"6th May 2016"
I have to read again my previous post on 22nd April 2016 to continue writing this post. Due to the long lasting depression state, it has deteriorated my immune system and I'm having flu right now while writing this post. Once my depression state ends, I'll recover immediately.
Although I've never told the lady from a small town that I have a serious mental illness problem, but under this emotionally painful situation, I have failed to sustain the long distance relationship. I long for freedom but she wants security. She forbade me to talk to other ladies from the single camp, I followed her request. She asked me to forget about the previous lady, I also tried my best to do it. When I was having dinner with one of my best friends, she even forbade me to talk about her and her friends with my friend. I replied her that if she'd never talked about me in front of her friends, then I would do the same. She was angry and told me to do whatever I wanted to do. Thus, I said, the standard that she applies on someone else, then the same standard shall be applied on her herself too. After that, no more message from her anymore.

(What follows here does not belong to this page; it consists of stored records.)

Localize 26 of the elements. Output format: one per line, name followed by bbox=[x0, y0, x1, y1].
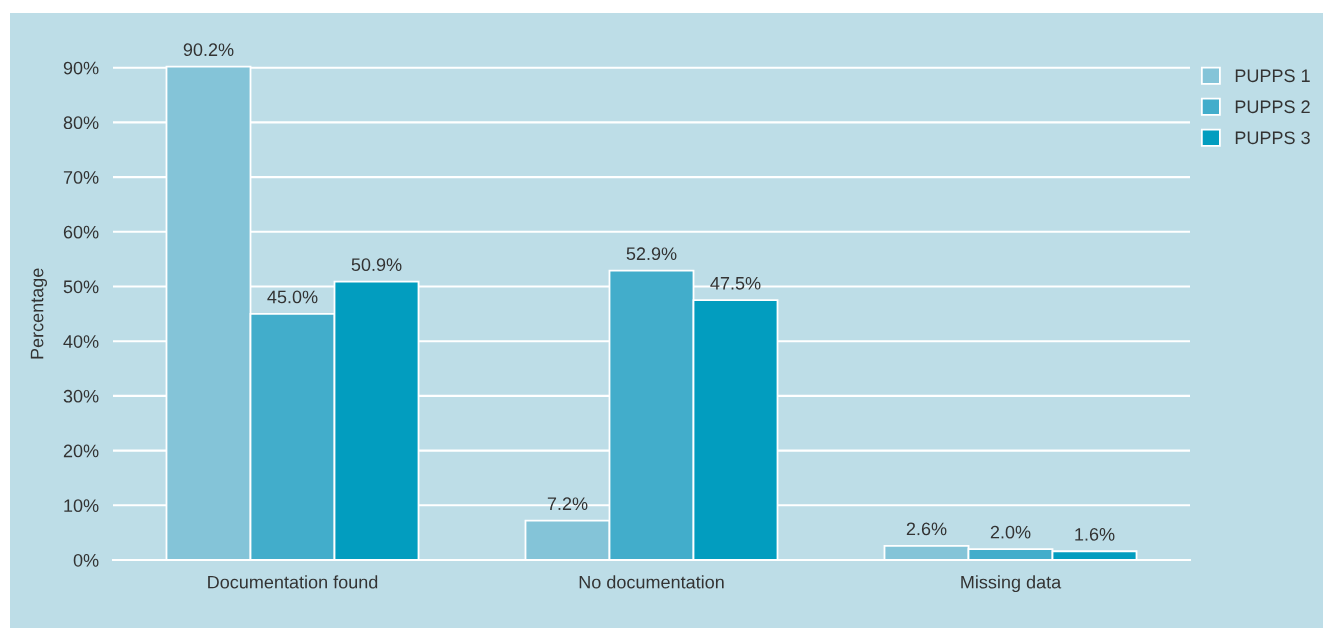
y-tick-label: 60% bbox=[63, 225, 99, 239]
x-tick-label: Documentation found bbox=[208, 575, 378, 589]
data-label: 7.2% bbox=[547, 497, 588, 511]
y-tick-label: 20% bbox=[63, 444, 99, 458]
x-tick-label: No documentation bbox=[579, 575, 724, 589]
y-tick-label: 70% bbox=[63, 171, 99, 184]
y-tick-label: 40% bbox=[63, 335, 99, 348]
x-tick-label: Missing data bbox=[961, 575, 1062, 593]
data-label: 2.6% bbox=[906, 522, 947, 536]
y-tick-label: 30% bbox=[63, 389, 99, 403]
y-tick-label: 80% bbox=[63, 116, 99, 130]
y-tick-label: 0% bbox=[73, 553, 99, 567]
data-label: 50.9% bbox=[351, 258, 402, 272]
y-tick-label: 10% bbox=[64, 499, 99, 513]
y-tick-label: 90% bbox=[63, 61, 99, 75]
data-label: 1.6% bbox=[1075, 527, 1115, 541]
data-label: 2.0% bbox=[990, 525, 1031, 539]
y-axis-title: Percentage bbox=[30, 268, 47, 359]
data-label: 45.0% bbox=[267, 290, 318, 304]
legend-label: PUPPS 2 bbox=[1235, 100, 1310, 114]
legend-label: PUPPS 1 bbox=[1235, 69, 1310, 83]
data-label: 90.2% bbox=[183, 43, 234, 57]
data-label: 52.9% bbox=[626, 247, 677, 261]
y-tick-label: 50% bbox=[63, 280, 99, 294]
legend-label: PUPPS 3 bbox=[1235, 131, 1310, 145]
data-label: 47.5% bbox=[710, 276, 761, 290]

I really cannot write to her any good and nice things during this moment. If I write something to her under such condition, my message will definitely sound harsh and terrible. Actually this is such a small issue and it's not a big deal. When two people be together, we must learn how to compromise. After I visited her at her hometown, I knew she will never move to my city if she is really serious about our relationship. She's a teacher and she can request to change to another school but she will not do so. When I brought her to my aunt's house, my aunt asked her about whether she would change to another school but she said she preferred to stay at her hometown. When she was teaching somewhere around my city for a year, she traveled back home weekly.
Maybe it's time for me to have a good rest. Whatsoever, I already get used to living by myself. It's good to have a life partner, and it's good to be alone too.